Student Blog

Got Milk?!??!

Blog by: Alyssa Frisby
The popular Got Milk? advertising campaign from the 1990s may not have a strong following with today’s youth, but the message is something University of Central Arkansas dietetic interns Amanda Schluterman and Kristen Shores have not forgotten. After learning that a significant decline in milk consumption has been noted over several decades, Schluterman and Shores, along with UCA Dietetic Internship Director, Alicia Landry, Ph.D., RDN, LDN, SNS, began researching milk and dairy preferences and consumption in elementary school children.
“Whenever we were growing up, the food group that was pushed was dairy,” says Schluterman, about advertising campaigns from the 1990s-2000s. “There were celebrities drinking milk and advertisements really going for a ‘go drink milk’ message versus now, today, the message is all about eating your fruits and veggies,” she said.
Schluterman and Shores focused their dairy research on fourth and fifth grade students who participate in the National School Lunch Program. Schluterman asked students to complete a survey with questions about dairy preferences, and Shores used digital food photography to evaluate dairy consumption during school lunch periods.
The majority of the students (58.5%) in Schluterman’s study reported drinking milk 4-7 days per week. Out of the 82 complete responses collected, 36 students said they preferred to drink chocolate milk and 30 preferred unflavored milk. Shores studied data for 206 students and determined that the average dairy consumption at lunch was 1.15 servings, or 9.2 ounces.
Dairy foods provide many essential vitamins and minerals and are a key component in meals served as part of the National School Lunch Program. Milk offerings at the schools where research was conducted included non-fat and low-fat varieties of both unflavored milk and chocolate, strawberry, and vanilla flavors. Students go through the school food line and choose their own items for lunch. “It’s ‘Offer Versus Serve’ at these schools,” says Shores. “They have to stick to certain meal components to make the meal reimbursable.”
A school participating in the National School Lunch Program and using the Offer Versus Serve concept must offer five food components to students; meats/meat alternates, grains, fruits, vegetables, and milk. Students must select at least three components, one of which must be a ½ cup serving of fruits and/or vegetables, in order for the meal to be reimbursable. Milk, however, is not a required component for students to select.
“It could just be that perception is, okay I have to take a fruit or veggie, I don’t have to take a milk,” Schluterman says as she explains a popular opinion among students. Results from the research conducted show that the majority of students like milk and are consuming dairy both at home and at school, but the researchers say there was little promotion to include dairy on a lunch tray within the cafeteria.
The Dietary Guidelines for Americans recommend that children, ages 9-12, consume three servings of fat-free or low-fat dairy products per day. “Milk is really important for this age group because they are still growing,” Schluterman says. She goes on to explain:
[Milk] has calcium that supports their bone and teeth structure and function. It’s got vitamin A which helps with bone growth, but also helps with their immunity and vision. It’s got vitamin D for bone growth, again it’s all about bone growth, and vitamin D also helps with calcium absorption. Magnesium is in milk and it helps with energy production and regulating calcium levels in the body. Potassium helps with cellular growth and helps maintain water balance. And then it has phosphorous, which is good for energy metabolism. Milk is a great source of protein, and is a balanced beverage as far as its protein, fat, and carbohydrate content. It’s got a little bit of everything, including B vitamins that help with red blood cells, wound healing, and immunity.

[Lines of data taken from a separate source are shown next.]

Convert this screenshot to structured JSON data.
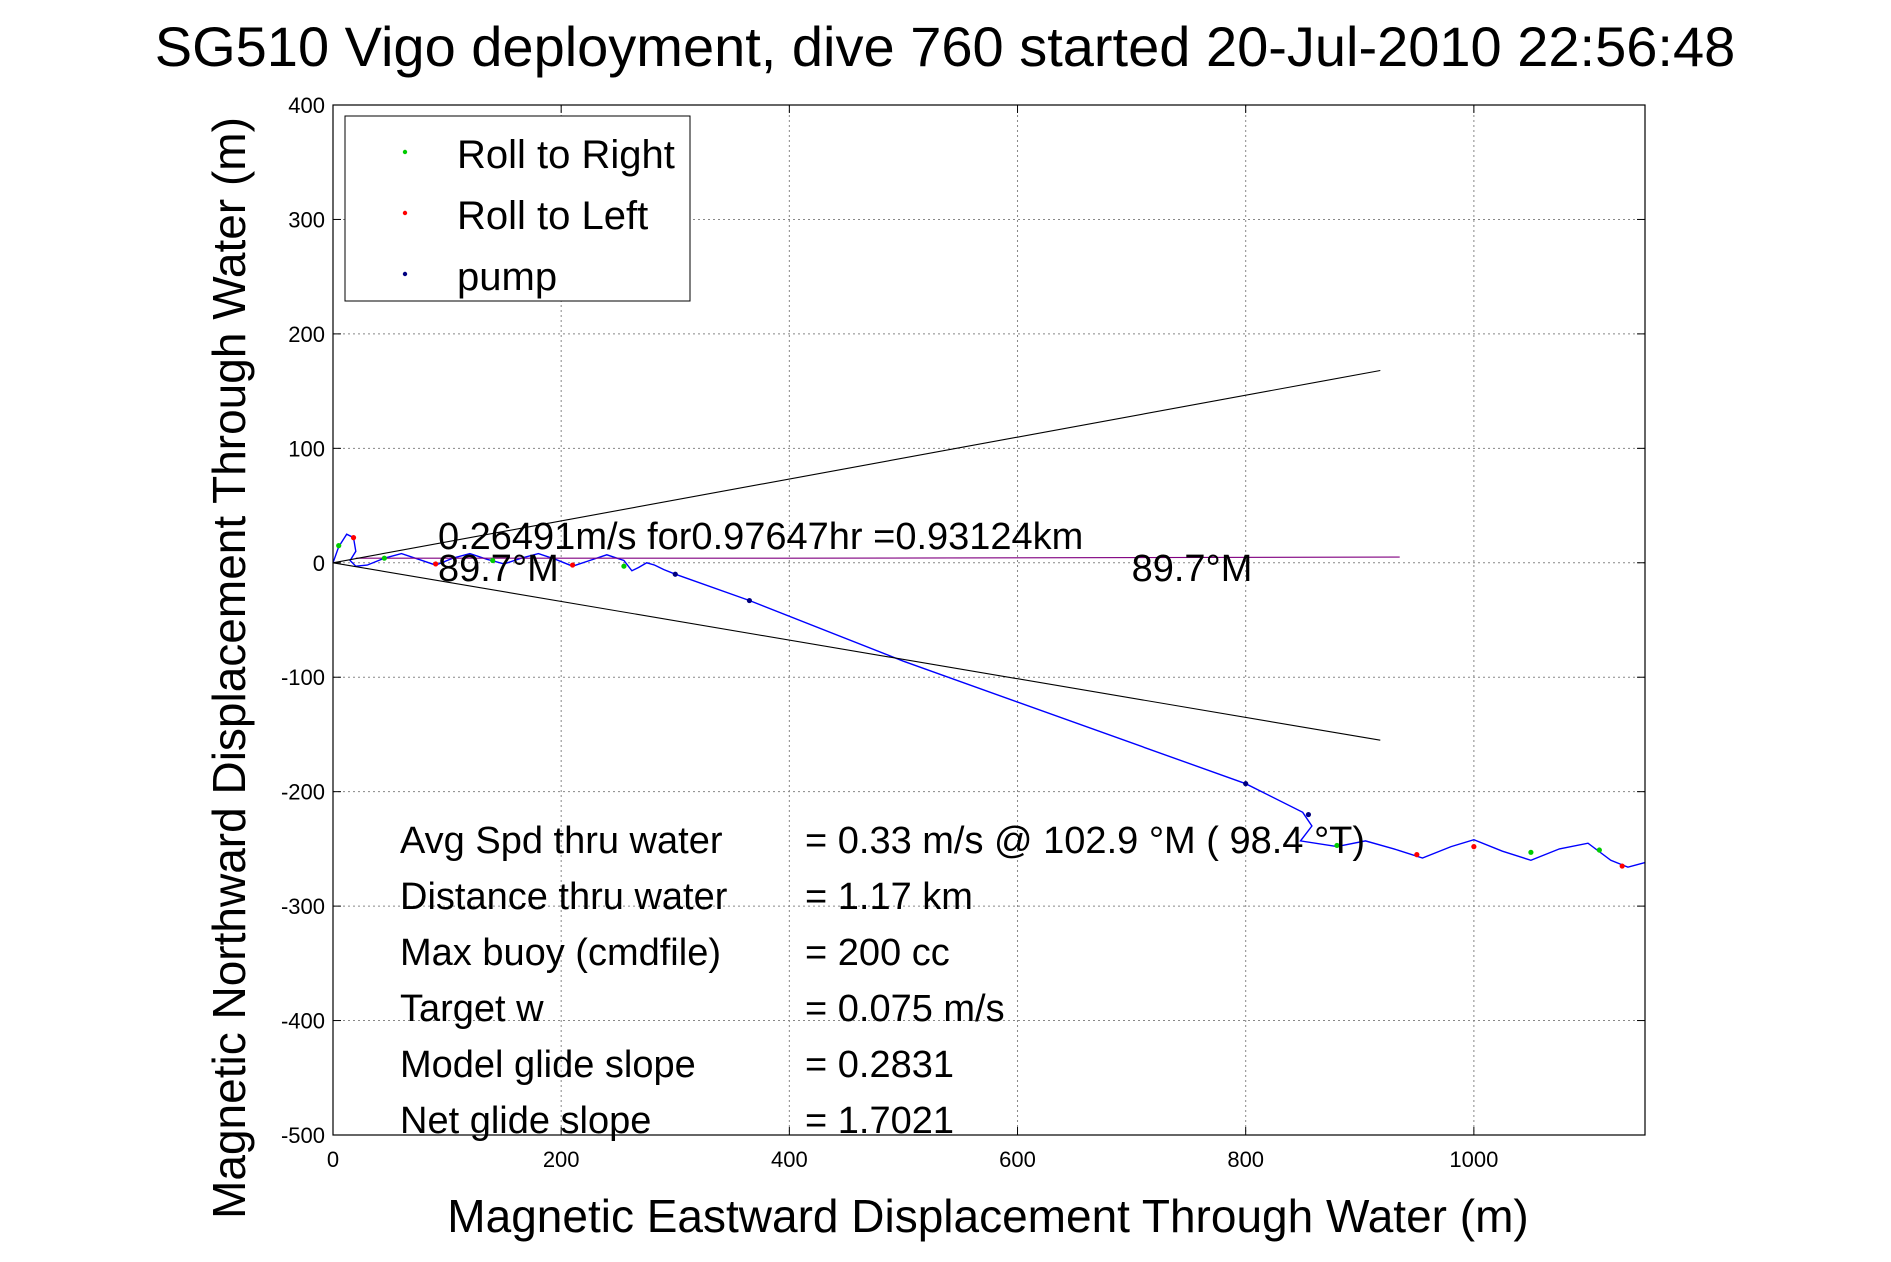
{
  "chart_data": {
    "type": "line",
    "title": "SG510 Vigo deployment, dive 760 started 20-Jul-2010 22:56:48",
    "xlabel": "Magnetic Eastward Displacement Through Water (m)",
    "ylabel": "Magnetic Northward Displacement Through Water (m)",
    "xlim": [
      0,
      1150
    ],
    "ylim": [
      -500,
      400
    ],
    "xticks": [
      0,
      200,
      400,
      600,
      800,
      1000
    ],
    "yticks": [
      400,
      300,
      200,
      100,
      0,
      -100,
      -200,
      -300,
      -400,
      -500
    ],
    "grid": true,
    "legend_position": "top-left",
    "legend": [
      {
        "label": "Roll to Right",
        "color": "#00cc00"
      },
      {
        "label": "Roll to Left",
        "color": "#ff0000"
      },
      {
        "label": "pump",
        "color": "#000080"
      }
    ],
    "series": [
      {
        "color": "#0000ff",
        "points": [
          [
            0,
            0
          ],
          [
            5,
            14
          ],
          [
            12,
            25
          ],
          [
            18,
            22
          ],
          [
            20,
            10
          ],
          [
            15,
            2
          ],
          [
            20,
            -3
          ],
          [
            30,
            -2
          ],
          [
            45,
            4
          ],
          [
            60,
            8
          ],
          [
            75,
            3
          ],
          [
            90,
            -2
          ],
          [
            105,
            4
          ],
          [
            120,
            8
          ],
          [
            135,
            3
          ],
          [
            150,
            -1
          ],
          [
            165,
            4
          ],
          [
            180,
            8
          ],
          [
            195,
            3
          ],
          [
            210,
            -3
          ],
          [
            225,
            2
          ],
          [
            240,
            7
          ],
          [
            255,
            2
          ],
          [
            262,
            -7
          ],
          [
            268,
            -4
          ],
          [
            275,
            0
          ],
          [
            282,
            -2
          ],
          [
            290,
            -6
          ],
          [
            300,
            -10
          ],
          [
            365,
            -33
          ],
          [
            500,
            -86
          ],
          [
            800,
            -193
          ],
          [
            850,
            -218
          ],
          [
            858,
            -230
          ],
          [
            848,
            -243
          ],
          [
            880,
            -248
          ],
          [
            905,
            -243
          ],
          [
            930,
            -250
          ],
          [
            955,
            -258
          ],
          [
            980,
            -248
          ],
          [
            1000,
            -242
          ],
          [
            1025,
            -252
          ],
          [
            1050,
            -260
          ],
          [
            1075,
            -250
          ],
          [
            1100,
            -245
          ],
          [
            1120,
            -260
          ],
          [
            1135,
            -266
          ],
          [
            1150,
            -262
          ]
        ]
      },
      {
        "color": "#800080",
        "points": [
          [
            20,
            4
          ],
          [
            400,
            4
          ],
          [
            935,
            5
          ]
        ]
      },
      {
        "color": "#000000",
        "points": [
          [
            0,
            0
          ],
          [
            918,
            168
          ]
        ]
      },
      {
        "color": "#000000",
        "points": [
          [
            0,
            0
          ],
          [
            918,
            -155
          ]
        ]
      }
    ],
    "markers_green": [
      [
        5,
        15
      ],
      [
        45,
        4
      ],
      [
        140,
        2
      ],
      [
        255,
        -3
      ],
      [
        880,
        -247
      ],
      [
        1050,
        -253
      ],
      [
        1110,
        -251
      ]
    ],
    "markers_red": [
      [
        18,
        22
      ],
      [
        90,
        -1
      ],
      [
        210,
        -2
      ],
      [
        950,
        -255
      ],
      [
        1000,
        -248
      ],
      [
        1130,
        -265
      ]
    ],
    "markers_navy": [
      [
        300,
        -10
      ],
      [
        365,
        -33
      ],
      [
        800,
        -193
      ],
      [
        855,
        -220
      ]
    ],
    "annotations": [
      {
        "text": "0.26491m/s for0.97647hr =0.93124km",
        "x": 92,
        "y": 12
      },
      {
        "text": "89.7°M",
        "x": 92,
        "y": -16
      },
      {
        "text": "89.7°M",
        "x": 700,
        "y": -16
      }
    ],
    "stats": [
      {
        "label": "Avg Spd thru water",
        "value": "=  0.33 m/s @ 102.9 °M ( 98.4 °T)"
      },
      {
        "label": "Distance thru water",
        "value": "=  1.17 km"
      },
      {
        "label": "Max buoy (cmdfile)",
        "value": "= 200 cc"
      },
      {
        "label": "Target w",
        "value": "= 0.075 m/s"
      },
      {
        "label": "Model glide slope",
        "value": "= 0.2831"
      },
      {
        "label": "Net glide slope",
        "value": "= 1.7021"
      }
    ]
  }
}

The researchers concluded that milk is consumed regularly both at school and at home. Ultimately, it is up to the students to choose milk as their beverage, and both women were surprised to see through Shores’ tray photography research that the entrées offered by the schools played a role in which days students selected milk. Schluterman mentioned that students could associate drinking milk with a peanut butter and jelly sandwich but may not think that milk goes with spaghetti, so they could choose a different beverage that day.
The United States Department of Agriculture suggests that parents and caregivers can be role models for children by drinking milk and eating dairy foods, and can show children that dairy is important for their health. Educating students about the importance of including a variety of healthy foods from the different food groups can have a positive impact on their food choices now and in the future. No catchy slogan necessary.